The doughnut was created by former New York Yankees catcher Elston Howard. Howard, in 1955, was the first African-American player on the Yankees' roster. He played catcher and the outfield during his time with the Yankees. The first team to invest in Howard's product was the St. Louis Cardinals. This essentially got players out of the habit of swinging multiple bats to warm up. While Howard is credited with inventing the doughnut, he did not make the amount of money he had hoped due to other companies making their own versions of the batting doughnut. Howard and his supporters did not have the funds to take the companies to court. During a game a doughnut usually is in the on-deck circle. The player in the on-deck circle normally swings a bat and stretches to prepare for their at-bat. The different doughnuts weigh varying amounts. The doughnut is discarded in the on-deck circle when the player moves into the batter's box. The weight was later dubbed the "doughnut" and the "iron doughnut".

==Efficacy==
In 2011 The Wall Street Journal reported a study from the University of Hawaii that showed using a bat doughnut actually decreased a batter's speed at the plate after warming up with a baseball doughnut. Researchers claim the use of a baseball doughnut can change the muscles recruited and therefore creates inefficient hitting mechanics. A study conducted by California State University, Fullerton found that recreational baseball players warming up with a light and normal weight bat produced faster bat velocity compared to weighted bat warm-ups. Most research studies have found that the weighted bat doughnut has a positive mental effect yet negative physical effect. The "kinesthetic illusion" created by the bat doughnut makes players believe they are swinging the standard bat post warm-up with the bat doughnut when the subsequent swings are in fact, slower. This effect influences batters hitting mechanics and timing of swing.
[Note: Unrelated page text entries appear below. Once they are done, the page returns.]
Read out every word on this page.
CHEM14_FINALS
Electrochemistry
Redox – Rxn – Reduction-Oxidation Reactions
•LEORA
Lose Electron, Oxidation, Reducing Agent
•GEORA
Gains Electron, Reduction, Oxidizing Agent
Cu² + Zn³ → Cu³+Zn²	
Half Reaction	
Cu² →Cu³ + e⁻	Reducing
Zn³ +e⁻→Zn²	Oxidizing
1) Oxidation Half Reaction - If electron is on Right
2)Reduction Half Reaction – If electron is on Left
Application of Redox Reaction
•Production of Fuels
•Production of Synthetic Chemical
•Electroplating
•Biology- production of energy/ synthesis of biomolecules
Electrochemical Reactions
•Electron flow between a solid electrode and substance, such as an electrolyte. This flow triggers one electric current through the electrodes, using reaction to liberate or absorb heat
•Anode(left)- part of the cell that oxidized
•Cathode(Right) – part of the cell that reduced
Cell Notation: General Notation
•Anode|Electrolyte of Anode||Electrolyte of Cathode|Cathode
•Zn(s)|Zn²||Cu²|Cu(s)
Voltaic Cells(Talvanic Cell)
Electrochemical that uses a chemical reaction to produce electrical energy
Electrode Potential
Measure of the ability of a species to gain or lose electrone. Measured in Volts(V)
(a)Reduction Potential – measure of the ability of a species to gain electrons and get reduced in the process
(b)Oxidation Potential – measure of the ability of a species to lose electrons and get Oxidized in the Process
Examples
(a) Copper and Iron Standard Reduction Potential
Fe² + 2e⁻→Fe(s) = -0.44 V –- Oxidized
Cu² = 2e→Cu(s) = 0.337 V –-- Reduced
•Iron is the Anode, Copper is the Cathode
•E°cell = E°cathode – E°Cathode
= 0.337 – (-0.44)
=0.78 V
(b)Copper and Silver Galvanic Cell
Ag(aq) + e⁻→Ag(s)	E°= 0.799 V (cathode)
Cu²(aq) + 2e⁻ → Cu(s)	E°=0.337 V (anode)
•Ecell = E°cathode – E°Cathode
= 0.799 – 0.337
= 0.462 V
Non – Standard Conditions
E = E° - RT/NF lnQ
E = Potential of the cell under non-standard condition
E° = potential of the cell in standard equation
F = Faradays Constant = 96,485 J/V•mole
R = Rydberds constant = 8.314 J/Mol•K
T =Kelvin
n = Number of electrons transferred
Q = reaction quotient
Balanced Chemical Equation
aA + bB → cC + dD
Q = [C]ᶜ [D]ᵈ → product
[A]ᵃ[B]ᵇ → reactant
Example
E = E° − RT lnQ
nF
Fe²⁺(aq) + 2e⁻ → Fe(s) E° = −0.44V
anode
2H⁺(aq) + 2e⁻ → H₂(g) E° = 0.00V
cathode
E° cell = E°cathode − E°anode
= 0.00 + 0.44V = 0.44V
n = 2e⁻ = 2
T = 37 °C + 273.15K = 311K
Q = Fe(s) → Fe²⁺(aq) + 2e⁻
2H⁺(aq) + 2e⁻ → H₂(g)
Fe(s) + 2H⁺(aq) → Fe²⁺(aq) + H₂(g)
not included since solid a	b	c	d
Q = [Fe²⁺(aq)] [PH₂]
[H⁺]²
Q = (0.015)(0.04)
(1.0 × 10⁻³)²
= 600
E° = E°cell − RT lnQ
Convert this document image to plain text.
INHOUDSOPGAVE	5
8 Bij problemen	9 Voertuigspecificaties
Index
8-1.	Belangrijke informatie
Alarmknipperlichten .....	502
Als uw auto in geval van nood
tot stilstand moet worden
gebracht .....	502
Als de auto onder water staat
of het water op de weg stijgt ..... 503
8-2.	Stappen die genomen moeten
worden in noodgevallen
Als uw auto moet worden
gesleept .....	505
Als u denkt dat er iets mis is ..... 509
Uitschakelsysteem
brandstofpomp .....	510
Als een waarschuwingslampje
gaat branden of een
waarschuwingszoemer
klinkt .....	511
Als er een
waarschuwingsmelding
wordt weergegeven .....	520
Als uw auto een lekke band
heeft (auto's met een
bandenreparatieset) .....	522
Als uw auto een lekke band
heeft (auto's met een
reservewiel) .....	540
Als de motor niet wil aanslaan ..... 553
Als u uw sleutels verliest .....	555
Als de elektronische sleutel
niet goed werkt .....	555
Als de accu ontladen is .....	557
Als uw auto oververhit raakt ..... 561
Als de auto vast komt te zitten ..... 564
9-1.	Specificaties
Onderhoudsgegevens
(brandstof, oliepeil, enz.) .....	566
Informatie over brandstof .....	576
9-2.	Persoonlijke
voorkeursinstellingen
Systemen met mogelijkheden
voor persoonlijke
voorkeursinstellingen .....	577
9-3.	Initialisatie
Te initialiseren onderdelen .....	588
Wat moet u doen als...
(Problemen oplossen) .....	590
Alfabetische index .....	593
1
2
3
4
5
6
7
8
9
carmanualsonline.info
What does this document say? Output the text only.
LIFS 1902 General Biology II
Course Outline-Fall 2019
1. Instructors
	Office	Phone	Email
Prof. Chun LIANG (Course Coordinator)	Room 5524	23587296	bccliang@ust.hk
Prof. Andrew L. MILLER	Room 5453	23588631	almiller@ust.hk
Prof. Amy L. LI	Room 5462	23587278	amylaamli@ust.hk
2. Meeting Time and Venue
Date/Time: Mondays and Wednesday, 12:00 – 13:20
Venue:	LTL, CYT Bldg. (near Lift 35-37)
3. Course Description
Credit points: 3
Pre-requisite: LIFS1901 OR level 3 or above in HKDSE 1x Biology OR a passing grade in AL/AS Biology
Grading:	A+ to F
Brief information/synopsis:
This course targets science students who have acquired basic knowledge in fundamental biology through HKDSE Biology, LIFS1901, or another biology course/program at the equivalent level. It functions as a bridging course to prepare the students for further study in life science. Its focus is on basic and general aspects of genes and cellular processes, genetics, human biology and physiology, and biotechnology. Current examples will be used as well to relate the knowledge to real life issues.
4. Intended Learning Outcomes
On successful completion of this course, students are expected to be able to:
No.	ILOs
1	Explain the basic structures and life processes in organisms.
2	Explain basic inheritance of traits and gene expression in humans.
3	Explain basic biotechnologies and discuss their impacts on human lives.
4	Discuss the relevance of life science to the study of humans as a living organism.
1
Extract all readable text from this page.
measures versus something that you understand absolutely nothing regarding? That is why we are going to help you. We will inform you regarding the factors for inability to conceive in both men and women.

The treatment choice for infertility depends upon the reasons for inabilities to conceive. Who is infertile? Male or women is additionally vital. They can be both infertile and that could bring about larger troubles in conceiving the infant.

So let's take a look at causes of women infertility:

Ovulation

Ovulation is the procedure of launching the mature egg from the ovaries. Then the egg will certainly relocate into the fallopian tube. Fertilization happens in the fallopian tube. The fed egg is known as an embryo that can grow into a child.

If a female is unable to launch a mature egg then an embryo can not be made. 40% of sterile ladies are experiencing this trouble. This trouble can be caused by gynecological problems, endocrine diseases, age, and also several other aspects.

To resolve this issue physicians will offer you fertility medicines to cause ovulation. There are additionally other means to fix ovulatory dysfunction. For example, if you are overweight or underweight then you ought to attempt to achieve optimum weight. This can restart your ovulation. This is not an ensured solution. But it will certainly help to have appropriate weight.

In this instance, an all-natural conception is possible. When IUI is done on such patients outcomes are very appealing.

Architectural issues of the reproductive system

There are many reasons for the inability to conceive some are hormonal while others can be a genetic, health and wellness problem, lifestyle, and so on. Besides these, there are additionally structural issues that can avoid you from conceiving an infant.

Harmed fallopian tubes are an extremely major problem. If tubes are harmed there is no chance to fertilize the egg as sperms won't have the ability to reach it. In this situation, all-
The length of time between warming up with a baseball doughnut and swinging at a pitch also seems to have an effect. Researchers in Japan found that post warm-up with a weighted bat doughnut, the first swing had the slowest bat velocity. This may affect a player's decision of which pitch to swing at while at bat. Although baseball doughnuts are widely used among Major League Baseball players as well as high school and college players, the beneficial or detrimental short-term effects are inconclusive in research. However, long-term use of batting doughnuts increases upper body strength therefore increasing bat velocity.

For safety reasons, some leagues have begun to prohibit the use of baseball doughnuts. In 2012 Little League revised their Senior League rules to prohibit the use of "traditional batting donuts".